Section: New Results
XKaapi on top of Multi-CPU Multi-GPU
Most recent HPC platforms have heterogeneous nodes composed of a combination of multi-core CPUs and accelerators, like GPUs. Programming such nodes is typically based on a combination of OpenMP and CUDA/OpenCL codes; scheduling relies on a static partitioning and cost model. We have experiment XKaapi runtime system for multi-CPU and multi-GPU architectures, which supports a data-flow task model and a locality-aware work stealing scheduler. The XKaapi enables task multi-implementation on CPU or GPU and multi-level parallelism with different grain sizes. We demonstrate performance results on two dense linear algebra kernels, matrix product (GEMM) and Cholesky factorization (POTRF), to evaluate XKaapi on a heterogeneous architecture composed of two hexa-core CPUs and eight NVIDIA Fermi GPUs. Our conclusion is two-fold: First, fine grained parallelism and online scheduling achieve performance results as good as static strategies, and in most cases outperform them. This is due to an improved work stealing strategy that includes locality information; to a very light implementation of the tasks in XKaapi; and to an optimized search for ready tasks.
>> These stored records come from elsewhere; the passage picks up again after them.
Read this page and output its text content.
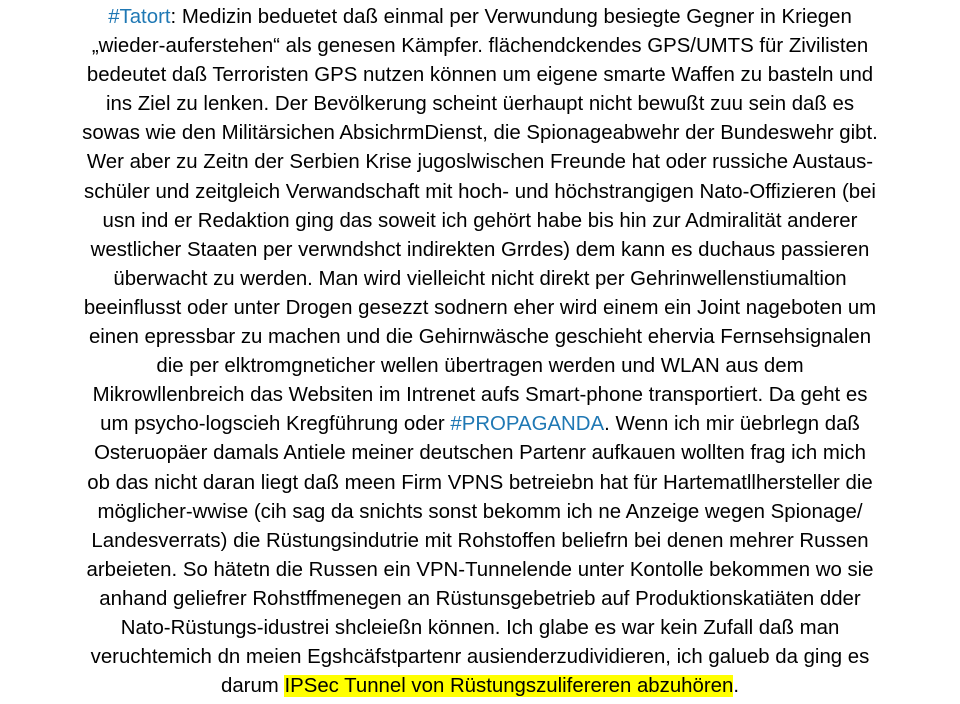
#Tatort: Medizin beduetet daß einmal per Verwundung besiegte Gegner in Kriegen
„wieder-auferstehen“ als genesen Kämpfer. flächendckendes GPS/UMTS für Zivilisten
bedeutet daß Terroristen GPS nutzen können um eigene smarte Waffen zu basteln und
ins Ziel zu lenken. Der Bevölkerung scheint üerhaupt nicht bewußt zuu sein daß es
sowas wie den Militärsichen AbsichrmDienst, die Spionageabwehr der Bundeswehr gibt.
Wer aber zu Zeitn der Serbien Krise jugoslwischen Freunde hat oder russiche Austaus-
schüler und zeitgleich Verwandschaft mit hoch- und höchstrangigen Nato-Offizieren (bei
usn ind er Redaktion ging das soweit ich gehört habe bis hin zur Admiralität anderer
westlicher Staaten per verwndshct indirekten Grrdes) dem kann es duchaus passieren
überwacht zu werden. Man wird vielleicht nicht direkt per Gehrinwellenstiumaltion
beeinflusst oder unter Drogen gesezzt sodnern eher wird einem ein Joint nageboten um
einen epressbar zu machen und die Gehirnwäsche geschieht ehervia Fernsehsignalen
die per elktromgneticher wellen übertragen werden und WLAN aus dem
Mikrowllenbreich das Websiten im Intrenet aufs Smart-phone transportiert. Da geht es
um psycho-logscieh Kregführung oder #PROPAGANDA. Wenn ich mir üebrlegn daß
Osteruopäer damals Antiele meiner deutschen Partenr aufkauen wollten frag ich mich
ob das nicht daran liegt daß meen Firm VPNS betreiebn hat für Hartematllhersteller die
möglicher-wwise (cih sag da snichts sonst bekomm ich ne Anzeige wegen Spionage/
Landesverrats) die Rüstungsindutrie mit Rohstoffen beliefrn bei denen mehrer Russen
arbeieten. So hätetn die Russen ein VPN-Tunnelende unter Kontolle bekommen wo sie
anhand geliefrer Rohstffmenegen an Rüstunsgebetrieb auf Produktionskatiäten dder
Nato-Rüstungs-idustrei shcleießn können. Ich glabe es war kein Zufall daß man
veruchtemich dn meien Egshcäfstpartenr ausienderzudividieren, ich galueb da ging es
darum IPSec Tunnel von Rüstungszulifereren abzuhören.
Next, our XKaapi Cholesky is highly efficient on multi-CPU/multi- GPU due to its multi-level parallelism. Using eight NVIDIA Fermi GPUs and four CPUs, we measure up to 2.43 TFlop/s on double precision matrix product and 1.79 TFlop/s on Cholesky factorization; and respectively 5.09 TFlop/s and 3.92 TFlop/s in single precision. This is the first time that such a performance is obtained with more than four GPUs.